When PTG Treatments opened its new £500,000 fire-retardant (FR) treatment plant at Tilbury, it was the culmination of months of planning.

In particular, careful consideration was given to the choice of kilns for the new facility, which is one of only a handful of such plants in the UK, and is designed to treat solid timber and plywood with Osmose‘s FR solution, Firepro.

“We’ve always been good at treating wood and consider ourselves experts in the area,” said PTG managing director Neil Ryan. “However, the FR treatment of wood also involves an element of drying, which is something we’d never done before.”

It was a whole new arena for PTG, and it quickly became clear it needed expert help to find the right answer to meet the company’s specialist drying needs. After careful consideration, it chose Kiln Services, which was then given a broad brief to develop PTG’s kilning solution.

“We wanted to dry not only timber but also plywood, which is completely different to what most kilns are used for,” said Mr Ryan.

“Most kilns are used to take water out of wood that has been in the tree: what we wanted it to do was take water out of wood and plywood that we’d actually put in there.”

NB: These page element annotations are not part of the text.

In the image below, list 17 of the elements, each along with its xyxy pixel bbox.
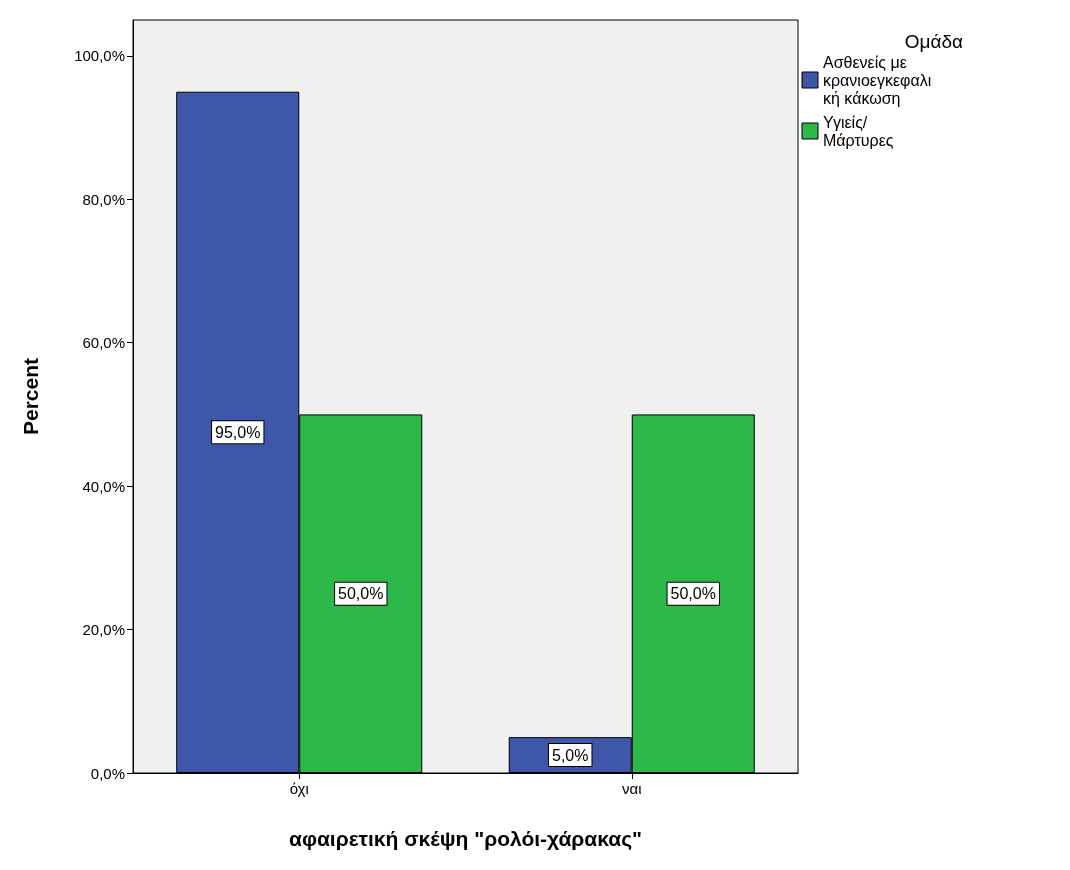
legend-title: Ομάδα [904,31,964,52]
y-tick-label: 40,0% [82,477,125,495]
x-tick-label: όχι [289,780,309,797]
data-label: 95,0% [215,423,261,441]
y-tick-label: 100,0% [74,47,125,65]
y-tick-label: 20,0% [82,621,125,639]
legend-label: Υγιείς/ Μάρτυρες [823,113,894,149]
y-tick-label: 80,0% [82,190,125,208]
y-axis-title: Percent [19,357,42,436]
x-axis-title: αφαιρετική σκέψη "ρολόι-χάρακας" [288,827,643,851]
legend-label: Ασθενείς με κρανιοεγκεφαλική κάκωση [823,53,932,107]
y-tick-label: 0,0% [90,764,125,782]
data-label: 5,0% [552,746,589,764]
x-tick-label: ναι [621,780,642,797]
data-label: 50,0% [338,585,384,603]
data-label: 50,0% [670,585,716,603]
y-tick-label: 60,0% [82,334,125,352]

The two timber drying kilns at Tilbury each have a batch load capacity for 2,400 sheets of plywood. After treating with Firepro, each batch load takes approximately 18 hours to dry.

Stacking

As the kilns were to be used primarily for drying sheet material, special consideration had to be given to the stacking arrangement to ensure that the plywood sheets remained flat and free from degrade and that there was an even gap between each layer of boards to allow for optimum air circulation.

“Together, we had to design a system to support the sheets of plywood across the whole depth, and are now using a unique system of mesh and sticks to keep the plywood completely flat during the kilning process,” explained Mr Ryan.

With this in mind, special consideration was given to the design of the kilns in order to provide very high air velocity, to make allowance for the large open areas between the board layers, and ensure that fast drying times were achieved.

Each of the kilns has a state-of-the-art MP4032 central control system that has drying programs for special materials, such as plywood boards, and some 250 species of timber.

The control system is designed to be simple to use and allows the kiln operator to monitor and control both kilns from one central location. Data printouts are provided in tabular or graph form, showing all phases of the drying runs in progress and previously completed drying runs.

The first treated material came off the line at the start of October. Mr Ryan has been pleased with initial levels of interest.

“We are already up to where we should have been, given that the plant was originally due to be up and running in July,” he said. “We are getting the volumes through the plant and through the kilns as well.

“One of the reasons we decided to go for Tilbury, despite it being a fairly expensive location, was because it is a big plywood importing centre in the UK,” he said.

“To have a treatment centre on the doorstep of a major plywood import location makes good sense.”

Spare capacity

And, with the boiler plant installed providing enough heat for the two timber drying kilns and the fire-retardant treatment plant, there is also spare capacity to run an additional two kilns. In effect, Kiln Services has provided a completely integrated process – and one that helps reduce energy costs.

Mr Ryan is convinced that, between them, PTG and Kiln Services have the science right: now it is working on the ‘art’ of the process, modifying existing kilning schedules to optimise them in terms of time and energy costs – without causing degrade to the final product.